At the time he felt "like an oversexed guy in a harem. This is the time to start investing”. Around 5 years before that, late in 1969, he liquidated Buffett Partnership and gave his clients their money back. The reason he quitted was mainly because he found the game no longer worth playing. Good Companies were valued by the market at very high multiples, the “go-go boys” were “performing”. He advised the clients that they would do better in tax-exempt bonds than in the stock market at the current level. "When I got started," he said "the bargains were flowing like the Johnstown flood; by 1969 it was like a leaky toilet in Altoona."
It is often said that the stock market was habit performing, and investors could always persuade themselves that there were bargains around. He left the market from 1969 to 1974. If he had stuck around, he admitted, he would have had mediocre results.
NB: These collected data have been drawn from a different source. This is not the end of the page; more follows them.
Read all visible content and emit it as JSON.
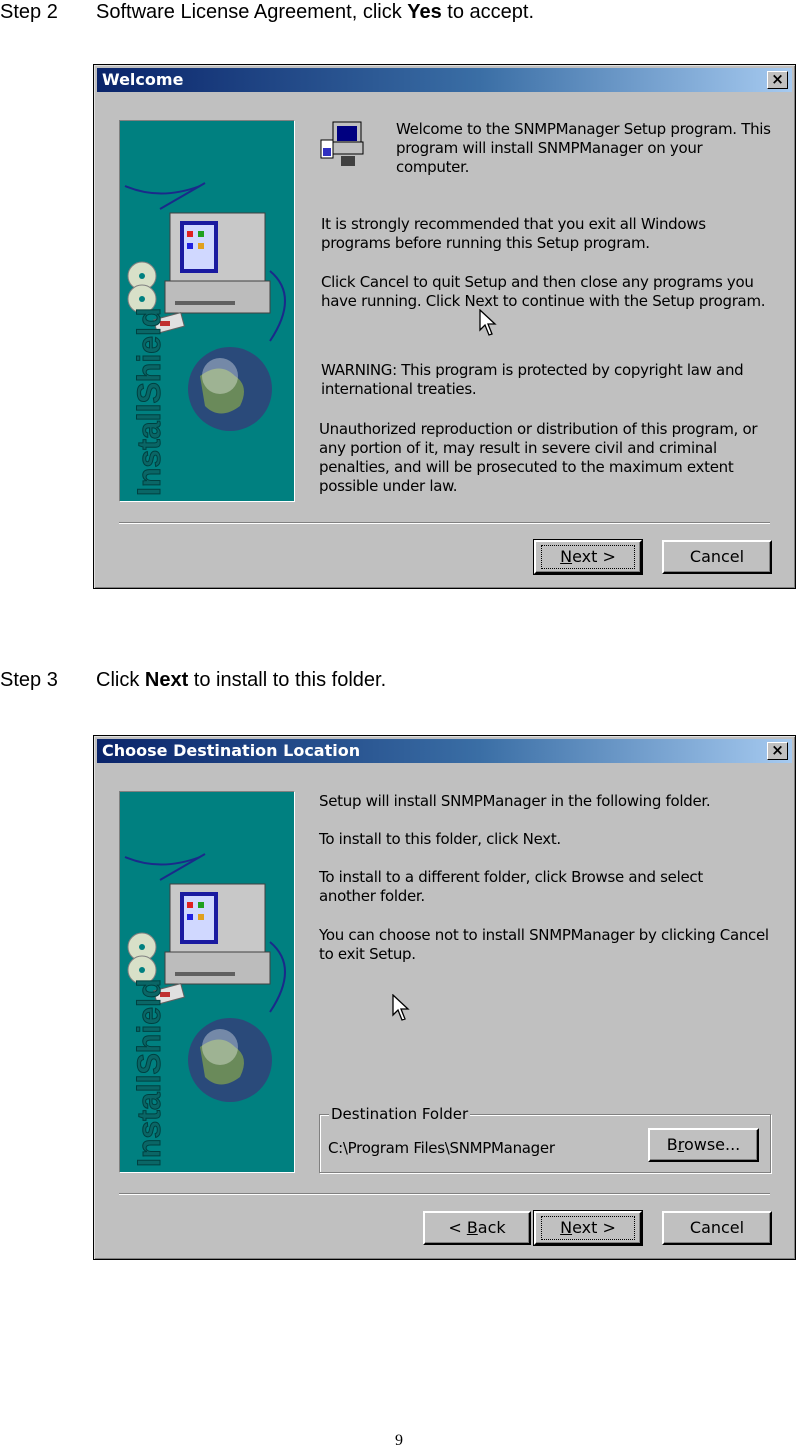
{
  "step2": {
    "number": "Step 2",
    "text_before": "Software License Agreement, click ",
    "text_bold": "Yes",
    "text_after": " to accept."
  },
  "welcome_dialog": {
    "title": "Welcome",
    "close_glyph": "×",
    "side_logo": "InstallShield",
    "intro": "Welcome to the SNMPManager Setup program.  This program will install SNMPManager on your computer.",
    "recommend": "It is strongly recommended that you exit all Windows programs before running this Setup program.",
    "cancel_info": "Click Cancel to quit Setup and then close any programs you have running.  Click Next to continue with the Setup program.",
    "warning": "WARNING: This program is protected by copyright law and international treaties.",
    "unauthorized": "Unauthorized reproduction or distribution of this program, or any portion of it, may result in severe civil and criminal penalties, and will be prosecuted to the maximum extent possible under law.",
    "next_mnemonic": "N",
    "next_rest": "ext >",
    "cancel_label": "Cancel"
  },
  "step3": {
    "number": "Step 3",
    "text_before": "Click ",
    "text_bold": "Next",
    "text_after": " to install to this folder."
  },
  "destination_dialog": {
    "title": "Choose Destination Location",
    "close_glyph": "×",
    "side_logo": "InstallShield",
    "line1": "Setup will install SNMPManager in the following folder.",
    "line2": "To install to this folder, click Next.",
    "line3": "To install to a different folder, click Browse and select another folder.",
    "line4": "You can choose not to install SNMPManager by clicking Cancel to exit Setup.",
    "group_label": "Destination Folder",
    "folder_path": "C:\\Program Files\\SNMPManager",
    "browse_pre": "B",
    "browse_mnemonic": "r",
    "browse_rest": "owse...",
    "back_pre": "< ",
    "back_mnemonic": "B",
    "back_rest": "ack",
    "next_mnemonic": "N",
    "next_rest": "ext >",
    "cancel_label": "Cancel"
  },
  "page_number": "9"
}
"I call investing the greatest business in the world," he said, "because you never have to swing." “You stand at the plate, the pitcher throws you General Motors at 47! U.S. Steel at 39! And nobody calls a strike on you. There's no penalty except opportunity lost. All day you wait for the pitch you like; then when the fielders are asleep, you step up and hit it."
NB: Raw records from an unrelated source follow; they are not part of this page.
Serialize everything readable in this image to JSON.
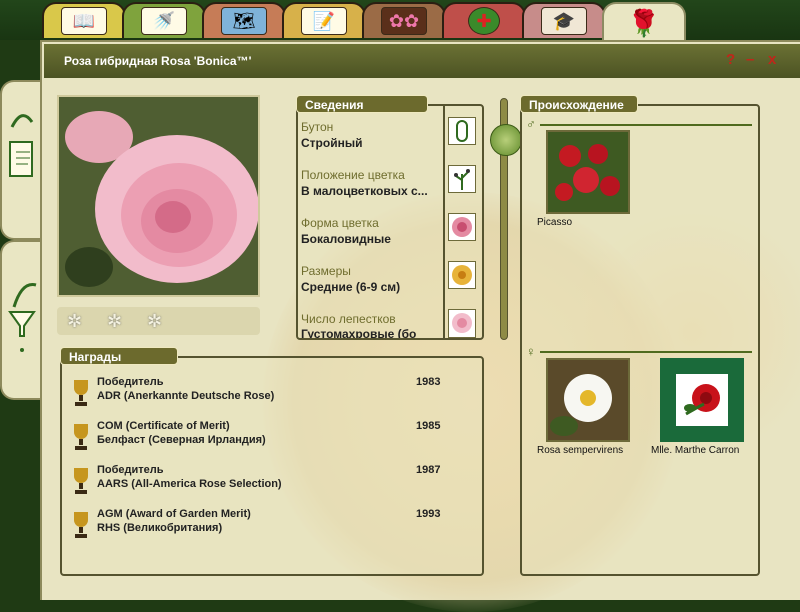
{
  "window": {
    "title": "Роза гибридная Rosa 'Bonica™'",
    "help": "?",
    "minimize": "–",
    "close": "x"
  },
  "tabs": [
    {
      "name": "book"
    },
    {
      "name": "watering-can"
    },
    {
      "name": "map"
    },
    {
      "name": "notes"
    },
    {
      "name": "gallery"
    },
    {
      "name": "health"
    },
    {
      "name": "gardener"
    },
    {
      "name": "rose"
    }
  ],
  "info": {
    "title": "Сведения",
    "items": [
      {
        "label": "Бутон",
        "value": "Стройный"
      },
      {
        "label": "Положение цветка",
        "value": "В малоцветковых с..."
      },
      {
        "label": "Форма цветка",
        "value": "Бокаловидные"
      },
      {
        "label": "Размеры",
        "value": "Средние (6-9 см)"
      },
      {
        "label": "Число лепестков",
        "value": "Густомахровые (бо"
      }
    ]
  },
  "origin": {
    "title": "Происхождение",
    "male_symbol": "♂",
    "female_symbol": "♀",
    "father": "Picasso",
    "mother1": "Rosa sempervirens",
    "mother2": "Mlle. Marthe Carron"
  },
  "awards": {
    "title": "Награды",
    "items": [
      {
        "line1": "Победитель",
        "line2": "ADR (Anerkannte Deutsche Rose)",
        "year": "1983"
      },
      {
        "line1": "COM (Certificate of Merit)",
        "line2": "Белфаст (Северная Ирландия)",
        "year": "1985"
      },
      {
        "line1": "Победитель",
        "line2": "AARS (All-America Rose Selection)",
        "year": "1987"
      },
      {
        "line1": "AGM (Award of Garden Merit)",
        "line2": "RHS (Великобритания)",
        "year": "1993"
      }
    ]
  },
  "colors": {
    "accent": "#6c6a2d",
    "window": "#e8e4c2",
    "titlebar": "#5a6029",
    "close": "#c0261a"
  }
}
If anyone still remember Phil Carret, one legendary investor, and is appraised by Buffett, "the best long term investment record of anyone I know", when being asked what the most important thing in investment, Phil answered: “patience”. Buffett couldn’t agree more "You're dealing with a lot of silly people in the marketplace; it's like a great big casino and everyone else is boozing. If you can stick with Pepsi, you should be OK.”
He recommended people to buy stocks that sell at ridiculously low prices, low but in what standard, net worth, book value, liquidation value or going concern value? The most important thing is to stick with what investors know, shouldn’t get too fancy. “Draw a circle around the businesses you understand and then eliminate those that fail to qualify on the basis of value, good management and limited exposure to hard times”. “Buy into the company because you want to own it, not because you want the stock to go up.”
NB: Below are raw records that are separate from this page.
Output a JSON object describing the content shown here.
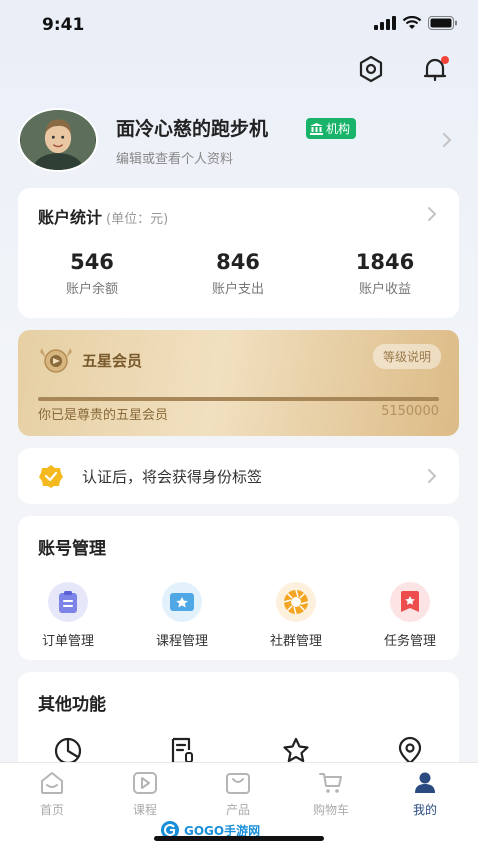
{
  "status_bar": {
    "time": "9:41"
  },
  "profile": {
    "name": "面冷心慈的跑步机",
    "badge": "机构",
    "edit_text": "编辑或查看个人资料"
  },
  "stats": {
    "title": "账户统计",
    "unit": "(单位：元)",
    "items": [
      {
        "value": "546",
        "label": "账户余额"
      },
      {
        "value": "846",
        "label": "账户支出"
      },
      {
        "value": "1846",
        "label": "账户收益"
      }
    ]
  },
  "member": {
    "title": "五星会员",
    "level_button": "等级说明",
    "description": "你已是尊贵的五星会员",
    "points": "5150000",
    "progress": 1.0
  },
  "verify": {
    "text": "认证后，将会获得身份标签"
  },
  "account_mgmt": {
    "title": "账号管理",
    "items": [
      {
        "label": "订单管理",
        "icon": "order-icon"
      },
      {
        "label": "课程管理",
        "icon": "course-icon"
      },
      {
        "label": "社群管理",
        "icon": "community-icon"
      },
      {
        "label": "任务管理",
        "icon": "task-icon"
      }
    ]
  },
  "others": {
    "title": "其他功能",
    "items": [
      {
        "icon": "pie-chart-icon"
      },
      {
        "icon": "document-icon"
      },
      {
        "icon": "star-icon"
      },
      {
        "icon": "location-icon"
      }
    ]
  },
  "tabbar": {
    "items": [
      {
        "label": "首页",
        "icon": "home-icon",
        "active": false
      },
      {
        "label": "课程",
        "icon": "play-icon",
        "active": false
      },
      {
        "label": "产品",
        "icon": "bag-icon",
        "active": false
      },
      {
        "label": "购物车",
        "icon": "cart-icon",
        "active": false
      },
      {
        "label": "我的",
        "icon": "user-icon",
        "active": true
      }
    ]
  },
  "watermark": {
    "text": "GOGO手游网"
  },
  "colors": {
    "badge_green": "#19b46a",
    "tab_active": "#2a4a80",
    "member_gold": "#e6cfa3"
  }
}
Then he listed some fields that he thought he could understand. “A water company is pretty simple, so is a newspaper, or a major retailer.” And he has mentioned Polaroid “At some price, you don’t pay anything for the future, and you even discount the present. Then, if Dr. Land has some surprises up his sleeve, you get them for nothing.”
He advised that people should have faith in their own judgements. Do not be influenced by every opinion you hear and every suggestion you read. Benjamin Graham once said: “ You are neither right or wrong because people agree with you.”
A lot of people often asked that if the stock market never comes back. Even Buffett once asked Benjamin Graham about that. Ben just shrugged and said the market always eventually did come back. On Wall Street, we often heard “Yes, it’s cheap, but it’s not going to go up.” That’s silly. In the past, people have been very successful investors because they’ve stuck with successful companies. “Sooner or later, the market mirrors the business.”
"Look, I can't construct a disaster-proof portfolio. But if you're only worried about corporate profits, panic or depression, these things don't bother me at these prices."
And his final comment “Now is the time to invest and get rich”
Those are some of very basic and simple ideas of value investment that we should really see the its common sense and learn by heart. Buying a stock is actually buying a piece of the business, and what we should care about is the businesses’ performance overtime, then the stock would reflect the true worth of the business.